The study, titled “The Fiscal Costs of Debt-Financed Government Spending,” is a review of fiscal policies made based on favouring debt-financed spending due to “very low interest rates on government debt over the past decades.”

“The persistently low interest rates on government debt over past decades has prompted some leading economists to question the wisdom of fiscal policies that restrict the use of deficits to finance government spending,” the report said.

“This position is based on a simple model of public debt dynamics which implies that when the real interest rate on public debt, r, is less than the growth rate of the economy, g, the ratio of the government debt to GDP can be stabilized even if the government has a primary deficit, i.e. with current revenues less than current program expenditures.”

The study says this notion has led some policymakers to believe that tax revenues never have to equal program expenditures if the real interest rate on government debt is less than the growth rate of the economy.

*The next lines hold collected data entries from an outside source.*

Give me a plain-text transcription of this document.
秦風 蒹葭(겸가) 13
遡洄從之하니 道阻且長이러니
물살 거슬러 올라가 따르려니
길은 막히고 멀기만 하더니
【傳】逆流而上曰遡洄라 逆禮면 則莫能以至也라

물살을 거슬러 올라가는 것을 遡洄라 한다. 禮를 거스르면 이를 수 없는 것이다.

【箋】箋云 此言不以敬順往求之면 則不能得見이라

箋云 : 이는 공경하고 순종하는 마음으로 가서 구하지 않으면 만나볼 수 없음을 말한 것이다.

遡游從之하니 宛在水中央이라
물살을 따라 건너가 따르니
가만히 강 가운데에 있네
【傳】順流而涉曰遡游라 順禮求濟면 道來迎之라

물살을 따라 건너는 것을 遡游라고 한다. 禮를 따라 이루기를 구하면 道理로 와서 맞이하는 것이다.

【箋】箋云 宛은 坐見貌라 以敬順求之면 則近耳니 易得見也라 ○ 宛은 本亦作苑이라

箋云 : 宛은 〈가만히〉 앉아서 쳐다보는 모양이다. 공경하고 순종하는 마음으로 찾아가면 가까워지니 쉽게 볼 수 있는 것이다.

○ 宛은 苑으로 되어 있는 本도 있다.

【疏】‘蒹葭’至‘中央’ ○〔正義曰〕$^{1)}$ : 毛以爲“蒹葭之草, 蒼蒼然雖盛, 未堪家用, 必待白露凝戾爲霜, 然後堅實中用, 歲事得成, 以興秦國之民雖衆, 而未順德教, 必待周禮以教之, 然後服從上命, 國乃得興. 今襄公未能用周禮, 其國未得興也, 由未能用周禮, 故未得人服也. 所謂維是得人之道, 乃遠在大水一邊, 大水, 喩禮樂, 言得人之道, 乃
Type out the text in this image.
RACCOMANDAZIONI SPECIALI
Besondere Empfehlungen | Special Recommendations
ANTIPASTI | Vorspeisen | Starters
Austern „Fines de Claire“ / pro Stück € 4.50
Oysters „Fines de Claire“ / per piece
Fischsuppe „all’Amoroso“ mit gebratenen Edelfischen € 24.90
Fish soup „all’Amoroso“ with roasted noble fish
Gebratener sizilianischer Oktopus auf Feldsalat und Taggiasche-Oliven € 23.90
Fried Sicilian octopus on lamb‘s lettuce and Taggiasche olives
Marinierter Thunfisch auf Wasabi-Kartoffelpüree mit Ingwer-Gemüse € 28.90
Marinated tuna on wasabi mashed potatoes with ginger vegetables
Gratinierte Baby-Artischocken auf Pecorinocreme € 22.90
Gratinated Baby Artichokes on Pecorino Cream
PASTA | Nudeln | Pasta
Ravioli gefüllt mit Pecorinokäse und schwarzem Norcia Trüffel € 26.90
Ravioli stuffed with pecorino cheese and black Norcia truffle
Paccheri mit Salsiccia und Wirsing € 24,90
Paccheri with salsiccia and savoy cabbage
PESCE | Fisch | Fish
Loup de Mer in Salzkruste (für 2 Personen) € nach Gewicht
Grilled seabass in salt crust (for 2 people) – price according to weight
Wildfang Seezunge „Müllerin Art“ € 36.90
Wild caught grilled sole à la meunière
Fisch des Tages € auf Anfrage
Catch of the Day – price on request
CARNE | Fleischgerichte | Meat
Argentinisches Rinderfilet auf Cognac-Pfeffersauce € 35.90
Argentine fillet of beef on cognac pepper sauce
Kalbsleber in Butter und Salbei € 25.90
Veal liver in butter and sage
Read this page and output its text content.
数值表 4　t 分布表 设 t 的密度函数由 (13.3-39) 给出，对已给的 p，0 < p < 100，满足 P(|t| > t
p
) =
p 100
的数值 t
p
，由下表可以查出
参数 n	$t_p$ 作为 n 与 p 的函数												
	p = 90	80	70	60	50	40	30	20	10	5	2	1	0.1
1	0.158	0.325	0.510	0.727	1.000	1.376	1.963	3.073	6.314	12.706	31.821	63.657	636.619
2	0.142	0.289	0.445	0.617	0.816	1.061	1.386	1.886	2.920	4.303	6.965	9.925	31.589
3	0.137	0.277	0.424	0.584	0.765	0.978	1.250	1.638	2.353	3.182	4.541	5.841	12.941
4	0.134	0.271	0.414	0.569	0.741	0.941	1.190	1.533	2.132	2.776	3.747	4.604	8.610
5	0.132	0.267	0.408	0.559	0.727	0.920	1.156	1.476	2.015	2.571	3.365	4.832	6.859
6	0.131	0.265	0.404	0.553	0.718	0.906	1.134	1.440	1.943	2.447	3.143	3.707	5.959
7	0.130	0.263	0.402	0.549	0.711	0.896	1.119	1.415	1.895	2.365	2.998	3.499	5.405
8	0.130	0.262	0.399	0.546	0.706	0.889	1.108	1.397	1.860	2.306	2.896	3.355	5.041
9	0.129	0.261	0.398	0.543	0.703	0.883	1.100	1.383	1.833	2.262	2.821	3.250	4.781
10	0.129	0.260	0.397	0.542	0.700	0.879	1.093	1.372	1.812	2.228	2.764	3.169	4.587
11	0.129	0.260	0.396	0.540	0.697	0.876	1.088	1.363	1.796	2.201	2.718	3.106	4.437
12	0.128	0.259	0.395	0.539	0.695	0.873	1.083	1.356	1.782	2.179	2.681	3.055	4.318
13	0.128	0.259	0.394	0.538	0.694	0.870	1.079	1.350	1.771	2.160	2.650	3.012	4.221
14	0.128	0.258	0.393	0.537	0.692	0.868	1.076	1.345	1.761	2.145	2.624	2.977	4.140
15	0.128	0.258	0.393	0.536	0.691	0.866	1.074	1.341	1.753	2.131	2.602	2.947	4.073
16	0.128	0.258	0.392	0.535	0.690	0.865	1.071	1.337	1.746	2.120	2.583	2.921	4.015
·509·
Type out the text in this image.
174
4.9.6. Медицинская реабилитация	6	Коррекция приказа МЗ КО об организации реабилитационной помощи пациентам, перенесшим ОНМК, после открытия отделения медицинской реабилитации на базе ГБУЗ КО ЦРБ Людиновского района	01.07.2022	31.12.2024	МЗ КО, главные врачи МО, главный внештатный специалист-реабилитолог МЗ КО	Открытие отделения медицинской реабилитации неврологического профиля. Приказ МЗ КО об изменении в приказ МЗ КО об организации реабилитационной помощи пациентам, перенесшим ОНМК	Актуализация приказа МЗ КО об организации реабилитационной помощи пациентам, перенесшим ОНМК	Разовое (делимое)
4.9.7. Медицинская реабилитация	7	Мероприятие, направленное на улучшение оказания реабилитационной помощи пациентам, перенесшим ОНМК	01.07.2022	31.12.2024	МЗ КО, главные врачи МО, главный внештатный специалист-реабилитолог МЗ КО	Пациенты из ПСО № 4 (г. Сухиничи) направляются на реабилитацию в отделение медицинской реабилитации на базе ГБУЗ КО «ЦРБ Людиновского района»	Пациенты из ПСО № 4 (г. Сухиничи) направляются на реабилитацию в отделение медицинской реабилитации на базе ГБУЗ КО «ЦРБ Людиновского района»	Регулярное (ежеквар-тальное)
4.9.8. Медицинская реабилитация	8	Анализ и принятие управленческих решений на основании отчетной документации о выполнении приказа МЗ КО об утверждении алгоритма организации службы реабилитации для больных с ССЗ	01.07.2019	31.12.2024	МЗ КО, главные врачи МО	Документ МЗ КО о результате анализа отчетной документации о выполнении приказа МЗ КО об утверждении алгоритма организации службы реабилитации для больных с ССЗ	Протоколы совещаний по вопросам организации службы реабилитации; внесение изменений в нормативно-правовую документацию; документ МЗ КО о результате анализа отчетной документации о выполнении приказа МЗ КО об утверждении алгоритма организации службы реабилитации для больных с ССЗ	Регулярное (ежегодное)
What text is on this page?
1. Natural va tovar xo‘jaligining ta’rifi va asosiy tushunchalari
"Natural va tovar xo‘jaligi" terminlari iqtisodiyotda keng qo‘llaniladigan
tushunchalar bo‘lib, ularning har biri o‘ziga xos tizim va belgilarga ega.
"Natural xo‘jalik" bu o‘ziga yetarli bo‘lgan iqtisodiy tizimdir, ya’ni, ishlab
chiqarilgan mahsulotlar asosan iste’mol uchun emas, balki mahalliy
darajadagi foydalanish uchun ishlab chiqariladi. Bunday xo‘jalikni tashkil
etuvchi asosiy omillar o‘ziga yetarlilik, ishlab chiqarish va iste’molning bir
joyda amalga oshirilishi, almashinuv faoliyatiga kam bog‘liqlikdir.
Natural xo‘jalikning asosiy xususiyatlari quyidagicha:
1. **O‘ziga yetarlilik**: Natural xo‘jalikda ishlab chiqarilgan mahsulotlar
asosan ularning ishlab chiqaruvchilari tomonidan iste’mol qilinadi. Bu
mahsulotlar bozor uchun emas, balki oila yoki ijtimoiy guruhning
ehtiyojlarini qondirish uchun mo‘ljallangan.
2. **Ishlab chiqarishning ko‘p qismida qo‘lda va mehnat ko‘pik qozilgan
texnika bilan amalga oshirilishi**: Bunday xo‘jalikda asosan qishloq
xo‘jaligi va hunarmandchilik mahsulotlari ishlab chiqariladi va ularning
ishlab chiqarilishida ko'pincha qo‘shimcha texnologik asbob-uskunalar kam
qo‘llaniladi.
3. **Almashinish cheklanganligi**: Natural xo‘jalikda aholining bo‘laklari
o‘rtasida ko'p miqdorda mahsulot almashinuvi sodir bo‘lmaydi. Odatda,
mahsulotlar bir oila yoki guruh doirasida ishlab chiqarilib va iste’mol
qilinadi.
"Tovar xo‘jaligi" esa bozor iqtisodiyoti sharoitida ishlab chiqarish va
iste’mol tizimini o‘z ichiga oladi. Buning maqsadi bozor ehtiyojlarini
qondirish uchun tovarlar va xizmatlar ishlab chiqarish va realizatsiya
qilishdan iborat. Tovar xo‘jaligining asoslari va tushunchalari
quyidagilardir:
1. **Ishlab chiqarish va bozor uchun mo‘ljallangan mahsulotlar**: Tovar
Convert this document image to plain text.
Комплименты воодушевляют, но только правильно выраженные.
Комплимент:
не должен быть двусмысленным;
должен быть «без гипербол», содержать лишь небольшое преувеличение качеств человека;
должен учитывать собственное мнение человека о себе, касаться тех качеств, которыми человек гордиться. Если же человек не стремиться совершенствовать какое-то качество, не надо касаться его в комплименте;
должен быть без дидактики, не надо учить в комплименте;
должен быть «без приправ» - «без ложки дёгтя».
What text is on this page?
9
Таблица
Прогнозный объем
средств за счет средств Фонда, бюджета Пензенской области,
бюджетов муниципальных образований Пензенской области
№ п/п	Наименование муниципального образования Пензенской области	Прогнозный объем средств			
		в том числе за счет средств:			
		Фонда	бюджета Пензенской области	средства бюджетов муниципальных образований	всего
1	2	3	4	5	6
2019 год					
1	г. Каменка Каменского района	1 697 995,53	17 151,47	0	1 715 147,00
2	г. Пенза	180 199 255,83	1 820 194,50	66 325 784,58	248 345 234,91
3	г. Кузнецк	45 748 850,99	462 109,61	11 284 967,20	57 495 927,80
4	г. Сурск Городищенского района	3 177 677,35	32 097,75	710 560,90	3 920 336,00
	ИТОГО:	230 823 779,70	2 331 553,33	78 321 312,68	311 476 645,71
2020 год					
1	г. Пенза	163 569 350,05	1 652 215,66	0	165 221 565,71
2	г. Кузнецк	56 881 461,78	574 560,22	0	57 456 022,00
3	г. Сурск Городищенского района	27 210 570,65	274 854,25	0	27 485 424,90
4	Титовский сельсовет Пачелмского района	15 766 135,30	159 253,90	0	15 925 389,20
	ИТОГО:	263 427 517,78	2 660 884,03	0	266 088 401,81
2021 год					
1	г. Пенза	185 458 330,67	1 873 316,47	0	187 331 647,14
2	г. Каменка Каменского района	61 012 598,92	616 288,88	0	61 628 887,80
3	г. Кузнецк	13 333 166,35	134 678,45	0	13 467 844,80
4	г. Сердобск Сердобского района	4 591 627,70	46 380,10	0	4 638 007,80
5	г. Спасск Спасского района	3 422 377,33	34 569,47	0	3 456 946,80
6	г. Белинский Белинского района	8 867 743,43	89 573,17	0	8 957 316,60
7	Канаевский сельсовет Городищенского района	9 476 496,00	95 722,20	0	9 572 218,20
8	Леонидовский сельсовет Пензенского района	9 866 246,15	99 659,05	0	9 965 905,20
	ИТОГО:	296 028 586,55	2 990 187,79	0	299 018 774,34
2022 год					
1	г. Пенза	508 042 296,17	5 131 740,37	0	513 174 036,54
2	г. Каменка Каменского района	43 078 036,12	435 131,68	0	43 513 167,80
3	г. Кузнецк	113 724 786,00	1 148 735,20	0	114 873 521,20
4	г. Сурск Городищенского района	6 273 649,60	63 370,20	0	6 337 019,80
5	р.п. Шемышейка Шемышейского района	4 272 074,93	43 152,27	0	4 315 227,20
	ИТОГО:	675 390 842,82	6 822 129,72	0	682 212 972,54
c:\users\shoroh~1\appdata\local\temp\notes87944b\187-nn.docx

According to several econometric studies cited in the report, when governments accumulate debt, it will lead to higher real interest rates and lower economic growth rates.

“A more recent study by Jiang et al. (2022) found that a one percentage point increase in a government deficit to GDP ratio increased the interest rate on government debt by about 10 basis points for nine EU countries from 2002 to 2020,” said the authors, citing a study published in SSRN, a repository for preprints devoted to the rapid dissemination of scholarly research.

The adverse effect of public debt on growth was also documented in several studies included in the report.

“Perhaps the most comprehensive of these studies is by Woo and Kumar (2015) which concluded that a 10 percentage point increase in an advanced economy’s debt ratio reduces the annual economic growth rate by 0.15 percentage points,” the report said.

Study co-author Ergete Ferede, also a senior fellow with the Fraser Institute, said “the evidence is clear” that the notion that debt-financed spending has a low fiscal cost is “misleading.”

“Policymakers would be wise to re-examine their fiscal policies in light of the substantial increases in government debt due to the pandemic and the environment of rising interest rates,” he said.

Value Gap

The authors stressed that government borrowing can crowd out and displace private sector investment, lower the economy’s productive potential, which eventually results in lower incomes for Canadians.

In addition, with growing government debt, the value of the “r - g” gap increases as interest rates rise relative to declining economic growth rates.

“[A] one percentage point increase in the debt to GDP ratio of the federal, provincial, territorial, and local government sector is associated with a 6.7 basis point increase in the Canadian r – g gap,” the report noted.

The rising of the “r - g” gap means that the governments will either have to resort to significant spending cuts and/or increase taxes to stabilize their debt levels, according to the authors.

“These costs are not theoretical as Canadians have already endured them during periods like the late 1980s and early 1990s, which necessitated large fiscal reforms,” Dalhby said.